DHCS 6153 (Rev.03/17) Page 2 of 4
1.2 BACKGROUND INFORMATION
The Provider/Biller agrees to provide the Department with the above information requested in order to verify qualifications
to act as a Medi-Cal electronic Biller.
The terms used in this agreement shall have their ordinary meaning, except those terms defined in regulations, Title 22,
California Code of Regulations, Section 51502.1, shall have the meaning ascribed to them by that regulation as from time
to time amended. The term “electronic” or “electronically,” when used to describe a form of claims submission, shall mean
any claim submitted through any electronic means such as: magnetic tape or modem communications.
3.0 CLAIMS ACCEPTANCE AND PROCESSING
The Department agrees to accept from the enrolled Provider/Biller, electronic claims submitted to the Medi-Cal fiscal
intermediary in accordance with the Medi-Cal provider manuals. The Provider hereby acknowledges that he has
received, read, and understands the provider manual and its contents, and agrees to read and comply with all provider
manual updates and provider bulletins relating to electronic billing.
3.1 CLAIMS CERTIFICATION
The Provider agrees and shall certify under penalty of perjury that all claims for services submitted electronically have
been personally provided to the patient by the Provider or under his direction by another person eligible under the
Medi-Cal Program to provide to such services, and such person(s) are designated on the claim. The services were, to the
best of the Provider's knowledge, medically indicated and necessary to the health of the patient. The Provider shall also
certify that all information submitted electronically is accurate and complete. The Provider understands that payment of
these claims will be from federal and/or state funds, and that any falsification or concealment of a material fact may be
prosecuted under federal and/or state laws. The Provider/Biller agrees to keep for a minimum period of three years from
the date of service an electronic archive of all records necessary to fully disclose the extent of services furnished to the
patient. A printed representation of those records shall be produced upon request of the Department during that period of
time. The Provider/Biller agrees to furnish these records and any information regarding payments claimed for providing
the services, on request, within the State of California to the California Department of HealthCare Services; California
Department of Justice; Office of the State Controller; U.S. Department of Health and Human Services; or their duly
authorized representatives. The Provider also agrees that medical care services are offered and provided without
discrimination based on race, religion, color, national or ethnic origin, sex, age, or physical or mental disability. The
Provider/Biller agrees that using his Medi-Cal Submitter ID plus DHCS-issued password when submitting an electronic
claim will identify the submitter and shall serve as acceptance to the terms and conditions of the Department’s
Telecommunications Provider and Biller Application/Agreement (DHCS 6153), paragraph 3.0. The Provider/Biller further
acknowledges the necessity of maintaining the privacy of the DHCS-issued password and agrees to bear full
responsibility for use or misuse of the Medi-Cal Submitter ID and password should privacy not be maintained.
3.2 VERIFICATION OF CLAIMS WITH SOURCE DOCUMENTS
Regardless of whether the Provider employs a Biller, the Provider agrees to retain personal responsibility for the
development, transcription, data entry, and transmittal of all claim information for payment. This includes usual and
customary charges for services rendered. The Provider shall also assume personal responsibility for verification of
submitted claims with source documents. The Provider/Biller agrees that no claim shall be submitted until the required
source documentation is completed and made readily retrievable in accordance with Medi-Cal statutes and regulations.

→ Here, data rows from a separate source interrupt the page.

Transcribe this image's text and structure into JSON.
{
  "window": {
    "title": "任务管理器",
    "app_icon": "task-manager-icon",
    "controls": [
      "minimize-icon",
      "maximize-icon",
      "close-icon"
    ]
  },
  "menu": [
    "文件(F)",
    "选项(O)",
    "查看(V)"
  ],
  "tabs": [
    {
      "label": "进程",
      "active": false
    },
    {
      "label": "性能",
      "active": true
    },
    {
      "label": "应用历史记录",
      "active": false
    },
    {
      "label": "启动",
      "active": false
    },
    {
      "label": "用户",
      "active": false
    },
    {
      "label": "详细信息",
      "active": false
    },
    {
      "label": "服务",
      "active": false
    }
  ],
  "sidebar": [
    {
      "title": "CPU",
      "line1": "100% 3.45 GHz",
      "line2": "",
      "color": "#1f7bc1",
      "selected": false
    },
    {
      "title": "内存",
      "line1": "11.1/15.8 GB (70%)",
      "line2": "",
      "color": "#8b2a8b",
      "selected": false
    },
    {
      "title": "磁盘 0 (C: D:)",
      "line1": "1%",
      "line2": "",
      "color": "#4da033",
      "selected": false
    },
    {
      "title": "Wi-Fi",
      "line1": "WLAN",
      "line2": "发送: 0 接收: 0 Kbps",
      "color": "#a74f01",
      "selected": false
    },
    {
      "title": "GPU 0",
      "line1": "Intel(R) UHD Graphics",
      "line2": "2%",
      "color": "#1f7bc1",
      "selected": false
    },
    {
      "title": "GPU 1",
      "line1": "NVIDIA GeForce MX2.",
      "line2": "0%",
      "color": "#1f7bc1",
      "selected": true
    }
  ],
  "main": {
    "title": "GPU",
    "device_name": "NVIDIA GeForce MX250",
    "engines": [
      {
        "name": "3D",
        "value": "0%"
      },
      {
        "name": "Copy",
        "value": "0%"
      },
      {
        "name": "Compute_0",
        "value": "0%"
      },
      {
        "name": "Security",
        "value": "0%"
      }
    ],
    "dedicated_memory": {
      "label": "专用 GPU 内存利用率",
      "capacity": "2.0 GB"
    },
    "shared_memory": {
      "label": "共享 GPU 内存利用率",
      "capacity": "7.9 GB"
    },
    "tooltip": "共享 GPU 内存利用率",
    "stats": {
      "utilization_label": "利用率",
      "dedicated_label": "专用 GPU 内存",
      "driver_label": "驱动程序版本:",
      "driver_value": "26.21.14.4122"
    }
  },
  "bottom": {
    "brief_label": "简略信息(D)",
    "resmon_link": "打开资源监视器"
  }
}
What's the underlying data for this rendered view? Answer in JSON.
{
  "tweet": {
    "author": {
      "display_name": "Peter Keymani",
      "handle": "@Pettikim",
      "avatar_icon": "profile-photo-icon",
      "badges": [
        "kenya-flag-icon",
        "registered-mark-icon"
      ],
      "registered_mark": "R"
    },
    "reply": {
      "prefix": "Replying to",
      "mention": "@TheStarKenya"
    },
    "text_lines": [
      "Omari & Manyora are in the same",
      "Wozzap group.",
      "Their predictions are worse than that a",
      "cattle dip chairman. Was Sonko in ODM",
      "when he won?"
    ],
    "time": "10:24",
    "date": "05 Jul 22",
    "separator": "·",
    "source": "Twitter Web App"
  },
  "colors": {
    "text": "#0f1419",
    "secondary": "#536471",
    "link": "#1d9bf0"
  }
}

Failure to make, maintain, or produce source documents shall be cause for immediate suspension of electronic billing
3.3 ACCURACY AND CORRECTION OF CLAIMS OR PAYMENTS
The Provider agrees to be responsible for the review and verification of the accuracy of claims payment information
promptly upon the receipt of any payment. The Provider agrees to seek correction of any claim errors through the
appropriate processes as designated by the Department or its fiscal intermediary including, but not limited to, the process
set out in Title 22, California Code of Regulations, Section 51015 and, as from time to time amended. The Provider/Biller
acknowledges that anyone who misrepresents or falsifies or causes to be misrepresented (or falsified) any records or
other information relating to that claim may be subject to legal action, including, but not limited to, criminal prosecution,
action for civil money penalties, administrative action to recover the funds, and decertification of the Provider/Biller from
participation in the Medi-Cal program and/or electronic billing.
4.0 CHANGE IN ELECTRONIC BILLING STATUS
The Provider/Biller and the Department agree that any changes in Provider/Biller status which might affect eligibility to
participate in electronic billing pursuant to federal and state law shall be promptly communicated to each party.